In step S21 of FIG. 7, the Y-th row of the pattern memory is called, compressed and output by the run-length method. In step S22, Y is incremented. In this way, the compression process from Y to “0” to the last line is executed.

By performing the above control, the compression of the target binarized image data is completed. Therefore, for example, in the case of the electrophotographic system shown in FIG. 4, data is compressed for each line in the width direction, and in the case of an impact type printer, data is compressed by the length of the head.
Is output to the output device 2 shown in FIG. On the output device 2 side, the received multi-valued image data can be restored by decoding the received data using a corresponding algorithm and then performing an inverse conversion using the same gradation pattern 7 as in the pattern conversion unit.

[0036]

As described above, according to the present invention, each pixel value included in the multi-valued image data is extracted in the output order of the apparatus, and a binary gradation pattern corresponding to the pixel value is output. Since the gradation pattern corresponding to the pixel value is selected and compressed so that the regularity seen in the arrangement direction is increased, the multi-valued image data can be efficiently compressed at a high compression ratio. Become. In addition, this makes it possible to compress and output data with high efficiency simply by setting the contents of the pattern conversion table 6 without being affected by the maximum number of gradations of multi-valued image data.

[Brief description of the drawings]

FIG. 1 is a block diagram of a data compression device according to the present invention.

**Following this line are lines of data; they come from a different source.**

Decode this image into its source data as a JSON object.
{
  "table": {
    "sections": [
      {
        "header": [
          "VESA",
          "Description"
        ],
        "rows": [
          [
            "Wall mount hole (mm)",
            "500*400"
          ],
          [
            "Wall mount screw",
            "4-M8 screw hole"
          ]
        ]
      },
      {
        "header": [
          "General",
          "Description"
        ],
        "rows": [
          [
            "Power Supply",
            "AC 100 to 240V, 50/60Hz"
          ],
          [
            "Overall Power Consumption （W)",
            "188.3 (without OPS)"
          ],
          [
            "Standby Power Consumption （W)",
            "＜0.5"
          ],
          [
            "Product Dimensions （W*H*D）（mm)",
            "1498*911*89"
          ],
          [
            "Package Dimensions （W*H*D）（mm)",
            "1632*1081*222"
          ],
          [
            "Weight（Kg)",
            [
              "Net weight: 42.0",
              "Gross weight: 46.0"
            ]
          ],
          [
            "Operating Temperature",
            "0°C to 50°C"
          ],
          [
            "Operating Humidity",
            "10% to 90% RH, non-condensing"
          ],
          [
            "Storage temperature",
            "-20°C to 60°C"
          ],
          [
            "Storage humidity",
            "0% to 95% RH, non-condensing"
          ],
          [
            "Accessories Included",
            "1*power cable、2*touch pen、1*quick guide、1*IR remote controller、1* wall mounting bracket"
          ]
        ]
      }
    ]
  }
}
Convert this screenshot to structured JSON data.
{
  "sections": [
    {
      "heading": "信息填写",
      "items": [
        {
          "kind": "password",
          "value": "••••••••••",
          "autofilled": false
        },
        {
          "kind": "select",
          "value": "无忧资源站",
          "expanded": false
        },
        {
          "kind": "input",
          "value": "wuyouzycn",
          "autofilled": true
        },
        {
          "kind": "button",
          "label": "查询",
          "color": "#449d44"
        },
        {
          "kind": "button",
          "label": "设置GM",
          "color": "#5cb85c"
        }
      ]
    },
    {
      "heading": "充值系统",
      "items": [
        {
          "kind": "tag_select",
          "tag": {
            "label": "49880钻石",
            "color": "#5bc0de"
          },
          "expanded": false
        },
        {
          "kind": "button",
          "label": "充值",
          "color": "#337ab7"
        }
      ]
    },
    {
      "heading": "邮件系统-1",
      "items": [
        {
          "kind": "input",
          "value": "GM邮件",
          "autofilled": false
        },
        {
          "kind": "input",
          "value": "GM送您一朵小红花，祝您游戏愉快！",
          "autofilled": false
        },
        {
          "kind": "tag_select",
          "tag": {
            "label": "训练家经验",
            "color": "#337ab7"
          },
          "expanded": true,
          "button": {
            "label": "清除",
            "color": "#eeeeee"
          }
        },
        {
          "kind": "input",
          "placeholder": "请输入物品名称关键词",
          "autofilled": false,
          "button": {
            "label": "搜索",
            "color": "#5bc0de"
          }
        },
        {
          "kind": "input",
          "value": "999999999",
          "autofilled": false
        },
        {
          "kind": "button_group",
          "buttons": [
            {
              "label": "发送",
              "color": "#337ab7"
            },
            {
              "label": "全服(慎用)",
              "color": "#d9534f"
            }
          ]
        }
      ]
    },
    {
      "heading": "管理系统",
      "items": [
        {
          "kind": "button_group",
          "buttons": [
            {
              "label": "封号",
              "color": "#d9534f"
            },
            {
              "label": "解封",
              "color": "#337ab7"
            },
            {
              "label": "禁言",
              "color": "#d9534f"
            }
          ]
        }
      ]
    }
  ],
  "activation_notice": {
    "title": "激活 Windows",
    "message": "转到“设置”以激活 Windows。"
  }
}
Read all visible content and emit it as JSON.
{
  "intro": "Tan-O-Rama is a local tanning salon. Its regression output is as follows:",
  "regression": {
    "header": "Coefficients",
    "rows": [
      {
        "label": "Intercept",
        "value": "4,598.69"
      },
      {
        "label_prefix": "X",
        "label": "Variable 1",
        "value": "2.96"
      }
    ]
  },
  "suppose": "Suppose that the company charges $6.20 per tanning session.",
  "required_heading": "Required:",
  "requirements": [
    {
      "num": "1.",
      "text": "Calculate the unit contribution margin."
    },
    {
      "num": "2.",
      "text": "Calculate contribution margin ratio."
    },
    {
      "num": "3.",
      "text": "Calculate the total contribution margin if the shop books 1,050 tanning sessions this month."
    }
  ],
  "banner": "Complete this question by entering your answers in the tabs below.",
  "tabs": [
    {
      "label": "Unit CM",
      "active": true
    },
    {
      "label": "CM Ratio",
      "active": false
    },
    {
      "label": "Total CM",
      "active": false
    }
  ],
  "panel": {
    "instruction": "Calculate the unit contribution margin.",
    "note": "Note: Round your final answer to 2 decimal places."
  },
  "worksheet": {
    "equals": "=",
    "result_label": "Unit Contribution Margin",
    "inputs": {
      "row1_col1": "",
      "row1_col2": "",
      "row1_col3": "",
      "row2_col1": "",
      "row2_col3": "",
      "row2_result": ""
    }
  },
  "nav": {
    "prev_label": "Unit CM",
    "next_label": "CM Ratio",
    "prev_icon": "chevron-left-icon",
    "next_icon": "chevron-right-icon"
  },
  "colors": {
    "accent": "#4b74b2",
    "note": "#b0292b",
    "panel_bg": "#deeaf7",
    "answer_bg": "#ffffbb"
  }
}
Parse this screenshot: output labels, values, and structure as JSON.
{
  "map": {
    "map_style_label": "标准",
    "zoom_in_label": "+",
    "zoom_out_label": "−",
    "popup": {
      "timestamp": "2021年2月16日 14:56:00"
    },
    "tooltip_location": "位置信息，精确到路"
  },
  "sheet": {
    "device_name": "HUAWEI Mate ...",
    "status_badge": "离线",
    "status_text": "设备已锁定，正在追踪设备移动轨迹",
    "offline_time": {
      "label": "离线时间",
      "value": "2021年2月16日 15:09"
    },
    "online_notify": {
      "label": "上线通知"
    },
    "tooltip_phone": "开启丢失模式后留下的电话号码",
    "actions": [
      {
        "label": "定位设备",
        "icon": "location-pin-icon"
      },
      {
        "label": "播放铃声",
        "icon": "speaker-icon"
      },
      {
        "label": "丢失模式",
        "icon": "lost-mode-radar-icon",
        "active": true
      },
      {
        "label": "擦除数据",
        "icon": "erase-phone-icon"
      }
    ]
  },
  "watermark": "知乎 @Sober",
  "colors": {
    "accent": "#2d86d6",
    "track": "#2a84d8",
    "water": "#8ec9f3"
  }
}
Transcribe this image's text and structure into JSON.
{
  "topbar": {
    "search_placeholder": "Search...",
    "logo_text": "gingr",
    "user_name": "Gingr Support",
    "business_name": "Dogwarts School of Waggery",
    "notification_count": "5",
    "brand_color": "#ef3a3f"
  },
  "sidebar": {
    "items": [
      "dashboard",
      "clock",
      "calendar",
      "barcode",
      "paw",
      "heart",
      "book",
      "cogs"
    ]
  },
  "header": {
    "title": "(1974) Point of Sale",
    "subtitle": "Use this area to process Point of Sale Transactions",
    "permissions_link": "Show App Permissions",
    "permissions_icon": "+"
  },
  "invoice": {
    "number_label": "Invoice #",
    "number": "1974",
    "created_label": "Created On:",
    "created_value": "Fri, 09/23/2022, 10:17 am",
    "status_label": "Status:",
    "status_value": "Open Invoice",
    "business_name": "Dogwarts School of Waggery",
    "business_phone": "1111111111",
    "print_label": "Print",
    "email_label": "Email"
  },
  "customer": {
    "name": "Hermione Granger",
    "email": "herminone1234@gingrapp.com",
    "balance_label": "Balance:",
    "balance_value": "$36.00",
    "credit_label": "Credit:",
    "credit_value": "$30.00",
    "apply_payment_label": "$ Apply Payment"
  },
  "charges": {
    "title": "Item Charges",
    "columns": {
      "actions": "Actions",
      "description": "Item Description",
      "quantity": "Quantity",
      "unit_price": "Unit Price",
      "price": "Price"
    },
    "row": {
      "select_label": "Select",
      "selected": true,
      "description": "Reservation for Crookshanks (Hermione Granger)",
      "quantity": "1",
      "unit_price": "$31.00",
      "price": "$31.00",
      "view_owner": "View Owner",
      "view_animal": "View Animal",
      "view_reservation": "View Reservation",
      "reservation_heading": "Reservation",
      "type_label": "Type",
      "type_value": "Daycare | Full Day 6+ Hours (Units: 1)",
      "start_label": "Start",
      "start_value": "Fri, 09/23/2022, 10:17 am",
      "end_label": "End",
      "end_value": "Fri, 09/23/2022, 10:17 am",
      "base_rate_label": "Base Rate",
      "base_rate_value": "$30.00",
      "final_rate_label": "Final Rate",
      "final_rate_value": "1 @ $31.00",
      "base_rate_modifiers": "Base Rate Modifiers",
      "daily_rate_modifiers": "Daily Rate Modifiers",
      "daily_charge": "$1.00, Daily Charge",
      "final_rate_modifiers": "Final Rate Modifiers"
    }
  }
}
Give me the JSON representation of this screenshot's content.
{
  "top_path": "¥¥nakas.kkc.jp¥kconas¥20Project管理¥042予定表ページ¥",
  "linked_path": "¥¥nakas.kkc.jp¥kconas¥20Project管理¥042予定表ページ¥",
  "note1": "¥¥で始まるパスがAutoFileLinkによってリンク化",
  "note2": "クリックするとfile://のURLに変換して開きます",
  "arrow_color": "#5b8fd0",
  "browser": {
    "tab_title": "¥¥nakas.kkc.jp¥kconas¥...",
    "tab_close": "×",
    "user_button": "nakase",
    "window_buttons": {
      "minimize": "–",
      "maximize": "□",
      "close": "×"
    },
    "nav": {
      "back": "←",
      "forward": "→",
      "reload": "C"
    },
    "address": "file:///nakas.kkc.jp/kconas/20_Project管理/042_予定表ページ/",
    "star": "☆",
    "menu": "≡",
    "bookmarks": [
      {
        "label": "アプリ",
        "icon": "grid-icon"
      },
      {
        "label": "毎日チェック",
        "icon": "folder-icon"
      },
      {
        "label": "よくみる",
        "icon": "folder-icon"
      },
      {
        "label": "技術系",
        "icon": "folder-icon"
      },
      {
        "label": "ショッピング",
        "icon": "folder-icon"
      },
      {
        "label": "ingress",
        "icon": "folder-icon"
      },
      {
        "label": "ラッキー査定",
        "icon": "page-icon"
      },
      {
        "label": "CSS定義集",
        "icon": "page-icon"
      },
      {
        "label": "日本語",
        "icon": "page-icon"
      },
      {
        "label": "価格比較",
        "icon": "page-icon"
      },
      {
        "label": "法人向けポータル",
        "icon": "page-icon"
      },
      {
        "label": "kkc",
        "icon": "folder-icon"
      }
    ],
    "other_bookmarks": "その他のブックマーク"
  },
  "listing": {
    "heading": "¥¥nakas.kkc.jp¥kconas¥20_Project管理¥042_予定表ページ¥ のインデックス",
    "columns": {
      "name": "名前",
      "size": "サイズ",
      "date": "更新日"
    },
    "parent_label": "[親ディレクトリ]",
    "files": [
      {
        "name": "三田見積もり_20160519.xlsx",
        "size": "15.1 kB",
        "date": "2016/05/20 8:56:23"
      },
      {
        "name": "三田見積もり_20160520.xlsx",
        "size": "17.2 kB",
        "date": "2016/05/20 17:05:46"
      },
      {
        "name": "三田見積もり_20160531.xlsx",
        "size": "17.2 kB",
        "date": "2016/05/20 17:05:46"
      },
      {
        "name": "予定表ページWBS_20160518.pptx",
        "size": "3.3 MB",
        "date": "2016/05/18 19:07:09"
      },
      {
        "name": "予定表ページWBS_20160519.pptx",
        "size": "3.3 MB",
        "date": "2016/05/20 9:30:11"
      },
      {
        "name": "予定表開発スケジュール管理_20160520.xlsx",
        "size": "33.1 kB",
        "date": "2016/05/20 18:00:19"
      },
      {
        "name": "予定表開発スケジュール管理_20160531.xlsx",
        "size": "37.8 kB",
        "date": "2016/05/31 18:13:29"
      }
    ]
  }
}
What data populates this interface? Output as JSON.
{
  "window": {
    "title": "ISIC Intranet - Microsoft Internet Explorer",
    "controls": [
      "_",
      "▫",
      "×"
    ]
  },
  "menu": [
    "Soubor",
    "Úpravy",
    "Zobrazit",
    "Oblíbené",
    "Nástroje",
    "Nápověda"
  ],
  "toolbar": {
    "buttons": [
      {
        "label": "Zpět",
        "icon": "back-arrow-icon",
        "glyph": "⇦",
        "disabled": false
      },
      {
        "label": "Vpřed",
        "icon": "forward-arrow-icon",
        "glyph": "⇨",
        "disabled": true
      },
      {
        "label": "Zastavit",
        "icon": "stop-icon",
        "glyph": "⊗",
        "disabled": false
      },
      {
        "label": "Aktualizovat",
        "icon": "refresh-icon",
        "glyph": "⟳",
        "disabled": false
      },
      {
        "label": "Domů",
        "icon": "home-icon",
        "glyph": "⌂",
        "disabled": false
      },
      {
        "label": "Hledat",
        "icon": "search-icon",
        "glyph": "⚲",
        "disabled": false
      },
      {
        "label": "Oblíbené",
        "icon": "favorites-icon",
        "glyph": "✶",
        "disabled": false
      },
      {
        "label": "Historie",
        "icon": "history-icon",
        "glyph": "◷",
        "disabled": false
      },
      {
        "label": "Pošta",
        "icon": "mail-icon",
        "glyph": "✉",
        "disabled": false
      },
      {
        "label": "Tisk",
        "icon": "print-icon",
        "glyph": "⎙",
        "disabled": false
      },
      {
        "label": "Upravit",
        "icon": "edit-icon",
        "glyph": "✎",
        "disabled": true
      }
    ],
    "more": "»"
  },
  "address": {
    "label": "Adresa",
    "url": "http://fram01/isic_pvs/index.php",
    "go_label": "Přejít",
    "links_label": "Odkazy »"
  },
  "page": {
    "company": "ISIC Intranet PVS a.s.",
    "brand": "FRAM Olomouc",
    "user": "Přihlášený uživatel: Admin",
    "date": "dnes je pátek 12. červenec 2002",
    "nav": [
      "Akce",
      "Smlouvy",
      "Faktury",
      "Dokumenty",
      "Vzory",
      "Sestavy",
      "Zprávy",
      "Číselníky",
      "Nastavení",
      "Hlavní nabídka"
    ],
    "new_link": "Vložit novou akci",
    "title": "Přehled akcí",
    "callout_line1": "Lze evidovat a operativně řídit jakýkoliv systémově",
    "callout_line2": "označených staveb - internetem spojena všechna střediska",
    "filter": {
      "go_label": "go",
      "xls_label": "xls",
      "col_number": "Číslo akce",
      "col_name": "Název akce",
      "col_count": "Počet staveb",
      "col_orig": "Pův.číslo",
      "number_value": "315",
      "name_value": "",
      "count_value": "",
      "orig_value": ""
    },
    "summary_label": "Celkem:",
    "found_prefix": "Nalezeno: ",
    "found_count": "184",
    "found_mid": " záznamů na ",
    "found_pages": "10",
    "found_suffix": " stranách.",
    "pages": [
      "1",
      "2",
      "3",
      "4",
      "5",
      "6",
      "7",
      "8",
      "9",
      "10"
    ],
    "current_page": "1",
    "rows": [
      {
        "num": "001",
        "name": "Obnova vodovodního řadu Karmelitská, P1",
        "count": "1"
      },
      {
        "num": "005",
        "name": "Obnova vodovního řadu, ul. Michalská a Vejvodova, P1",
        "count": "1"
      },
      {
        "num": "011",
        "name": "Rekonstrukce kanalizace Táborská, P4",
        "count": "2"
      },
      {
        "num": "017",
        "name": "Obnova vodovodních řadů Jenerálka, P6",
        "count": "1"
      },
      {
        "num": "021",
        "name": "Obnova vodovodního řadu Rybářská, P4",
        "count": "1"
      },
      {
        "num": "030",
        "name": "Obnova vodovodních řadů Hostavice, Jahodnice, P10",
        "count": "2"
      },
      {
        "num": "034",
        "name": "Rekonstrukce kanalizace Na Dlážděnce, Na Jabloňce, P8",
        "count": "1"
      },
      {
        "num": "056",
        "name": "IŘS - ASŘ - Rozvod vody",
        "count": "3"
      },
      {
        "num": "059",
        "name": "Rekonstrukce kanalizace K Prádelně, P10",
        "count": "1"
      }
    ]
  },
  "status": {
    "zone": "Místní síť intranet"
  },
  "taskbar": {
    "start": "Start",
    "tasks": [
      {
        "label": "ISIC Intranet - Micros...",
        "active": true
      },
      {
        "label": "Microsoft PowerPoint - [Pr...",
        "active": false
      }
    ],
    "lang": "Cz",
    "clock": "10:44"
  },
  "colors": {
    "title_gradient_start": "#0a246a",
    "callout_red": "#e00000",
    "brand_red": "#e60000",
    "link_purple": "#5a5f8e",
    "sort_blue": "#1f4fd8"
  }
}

FIG. 2 is a diagram illustrating a data compression method and a modification of a gradation pattern.

FIG. 3 is an explanatory diagram of regularity in an arrangement direction.

FIG. 4 is a diagram illustrating the operation of a pixel scanning unit.

FIG. 5 is an operation flowchart of a pattern conversion unit and below.

FIG. 6 is a subroutine flowchart (part 1).

FIG. 7 is a subroutine flowchart (part 2).

[Explanation of symbols]

 DESCRIPTION OF SYMBOLS 1 Input device 2 Output device 3 Pixel scan part 4 Pattern conversion part 5 Binary data compression part 6 Pattern conversion table 7 Gradation pattern

Claims (3)

[Claims] 1. A pixel scanning unit for extracting each pixel value included in multi-valued image data, and a pixel value output from the pixel scanning unit is received, and a binary gradation pattern corresponding to the pixel value is formed. A pattern conversion unit for outputting, and a data compression unit for arranging the gradation patterns output from the pattern conversion unit in an output order and compressing the data using regularity seen in the arrangement direction, Is a data compression apparatus which outputs a gradation pattern corresponding to each pixel value, wherein a dot arrangement is selected so that regularity as viewed in the arrangement direction is large. 2. The data compression apparatus according to claim 1, wherein the pattern conversion unit is configured to perform dot formation such that when the gradation patterns are arranged in the output order, the probability that pixels of the same type are arranged in the arrangement direction is high. A data compression apparatus for outputting a gradation pattern corresponding to each pixel value in which an arrangement is selected. 3. The data compression device according to claim 1, wherein the pattern conversion unit increases a probability that dots of a certain combination are arranged in the arrangement direction when the gradation patterns are arranged in an output order. A data compression device, wherein a dot pattern is selected, and a gradation pattern corresponding to each pixel value is selected.